Dawn Byrne, sleep disorders supervisor, said the unit typically handles 60 cases a month. There are a variety of sleep problems the center can evaluate and treat. Among them are insomnia, sleep apnea and snoring, oxygenation problems, nocturnal myclonus, nightmares and night terrors, bedwetting, sleepwalking and sleeptalking. Infantile apnea can be evaluated to determine the risk of sudden infant death syndrome.
Meyer said by far the most common condition treated at the center is obstructive sleep apnea, which he said is the No. 1 sleep disorder both nationally and locally.
"That's what we specialize in," he said. "That's what we see day in and day out. ... Patients that have loud snoring and interrupted breathing at night. The definition of an apnea is cessation of air flow for 10 seconds. Patients snore and stop breathing multiple times throughout the night. They're generally unaware of it."
Meyer said the breathing interruptions result in snorts and gasps while a person is asleep. He said this is caused by an anatomic problem related to a person's airway being so small that when he or she falls asleep and the head falls back the airway becomes obstructed by tissue. The problem can be exacerbated by weight gain.
"They have these arousals where the brain wakes up, but the patient doesn't," he explained. "That's why the patient's really unaware of it. ... It's manifested by excessive daytime sleepiness, cognitive impairments, memory problems ... high blood pressure, diabetes, stroke, heart arrhythmias - those are associated with obstructive sleep apnea."
Treatment for the condition often involves positive airway pressure masks. The goal is to facilitate restful sleep without constant arousals by forcing air to the back of the throat, Meyer said. He said he takes particular pride in the success the team at Trinity has had in treating this disorder.
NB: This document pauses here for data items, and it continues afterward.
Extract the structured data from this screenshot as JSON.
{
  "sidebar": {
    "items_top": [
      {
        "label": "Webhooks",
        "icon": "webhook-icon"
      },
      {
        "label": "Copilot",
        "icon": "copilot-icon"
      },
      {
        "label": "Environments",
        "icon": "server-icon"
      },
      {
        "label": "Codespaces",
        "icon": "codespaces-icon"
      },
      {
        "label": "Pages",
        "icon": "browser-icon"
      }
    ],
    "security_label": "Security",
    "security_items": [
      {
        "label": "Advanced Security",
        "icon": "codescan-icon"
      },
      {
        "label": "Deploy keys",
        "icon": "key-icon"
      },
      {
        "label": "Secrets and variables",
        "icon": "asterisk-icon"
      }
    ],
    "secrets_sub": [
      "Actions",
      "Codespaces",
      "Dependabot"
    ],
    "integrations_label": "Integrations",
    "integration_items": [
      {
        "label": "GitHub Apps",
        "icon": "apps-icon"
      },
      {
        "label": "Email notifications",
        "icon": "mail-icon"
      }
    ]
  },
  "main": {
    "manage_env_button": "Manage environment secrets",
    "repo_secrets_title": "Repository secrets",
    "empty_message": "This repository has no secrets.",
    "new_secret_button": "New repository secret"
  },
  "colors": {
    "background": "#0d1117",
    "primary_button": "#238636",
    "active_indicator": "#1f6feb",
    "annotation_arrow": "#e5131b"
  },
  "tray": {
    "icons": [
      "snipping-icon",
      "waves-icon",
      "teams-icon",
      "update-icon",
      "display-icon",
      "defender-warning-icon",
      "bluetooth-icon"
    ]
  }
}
"Our patient satisfaction scores are really high," Meyer said. "Our compliance here is much better (than national rates) because we really spend time with the patients. We go over different types of masks to get a good mask for the patient and try to educate the patient about the importance of getting this disorder treated."
Byrne and Meyer both stressed that the technology for addressing obstructive sleep apnea is evolving rapidly. They said today it is usually possible to find a solution the patient finds palatable, noting that in years past less-advanced options were hard for some people to tolerate.